In the face of this powerful proof of their failure, school superintendents and other education leaders blithely blame someone else for U.S. stagnation.

“The problem we find in American education isn’t that schools are ‘falling behind,’ it is that schools are ‘pulling apart,’” said the American Association of School Administrators.

“Poverty in America is the real issue behind today’s education gap, and it means students can experience different education trajectories because of where they live,” the association said.

Certainly, many children from low-income, single-parent households lack the same family support for their education that children with two wealthier parents enjoy.

But the United States is not the only nation with poor kids. As a close look at the data from PISA reveals, the income gap in the United States does not explain the inability of our schools to teach our students basic math, science and reading skills.

If everything is fine except that the poor are dragging down the average, the United States would be turning out the same share of high-performing students as other countries.

To the contrary, only 9 percent of U.S. students perform at the highest proficiency levels in math, far behind the 20 to 30 percent performing at that level in countries such as Korea, Japan, Switzerland and the Netherlands.

Our neighbor to the north, Canada, turns out almost twice as many high-flyers as the United States.
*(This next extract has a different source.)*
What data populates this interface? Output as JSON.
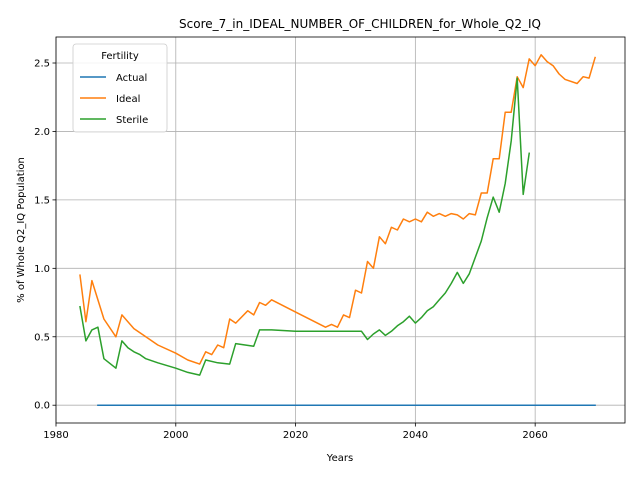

Moreover, if an income gap made America unique, you would expect the percentage of American students performing well below proficiency in math to be much higher than the percentage of low performers in countries with average test scores similar to the United States.

But that’s not the case. We have the same average scores as Slovakia, Lithuania and Hungary (hardly a group with which we want to be compared!), and like those countries’ students, about a quarter of our students performed well below proficiency in math.

In other words, the United States is no worse at educating our weakest students than are countries with scores similar to ours.

The problems in American education are across the board, with every kind of student doing poorly when compared to students in other industrialized countries.

For the first time in history, countries like Poland and Ireland are educating their children better than the United States.

These are countries from which millions of immigrants once braved oceans and uncertainty to come to America so their children would have the opportunity for a better life.

Now, kids in those countries have a better chance of being intellectually equipped for a modern, global economy than do kids in the United States.

Unfortunately, America’s education malaise can only get worse when the professionals we pay to run our schools refuse to take any responsibility for the situation.

They are like the general who blames his equipment, or complains about the weather, or says his lieutenants blew the battle.

When that noise emanates from headquarters, one knows that the next battle is likely to be even worse — unless new leadership is put in place.

It is time for superintendents to man-up, admit their mistakes and take charge of the education of the students for whom they are responsible.

If that is not done, the country as a whole will pay the penalty, because our economy will grow at a far slower rate than it would if we fixed our failing schools.

Studies in our recently released book show that reaching Canada’s performance level would increase our workers’ incomes by an average of 20 percent.

That growth would be a tremendous aid in balancing the federal budget without raising taxes or cutting spending.

Of course, it would also begin to take care of the poverty that superintendents are so fond of calling “the real issue” behind the mediocre public education in the United States.

Eric Hanushek is a senior fellow at the Hoover Institution of Stanford University, and Paul Peterson is professor of government at Harvard University.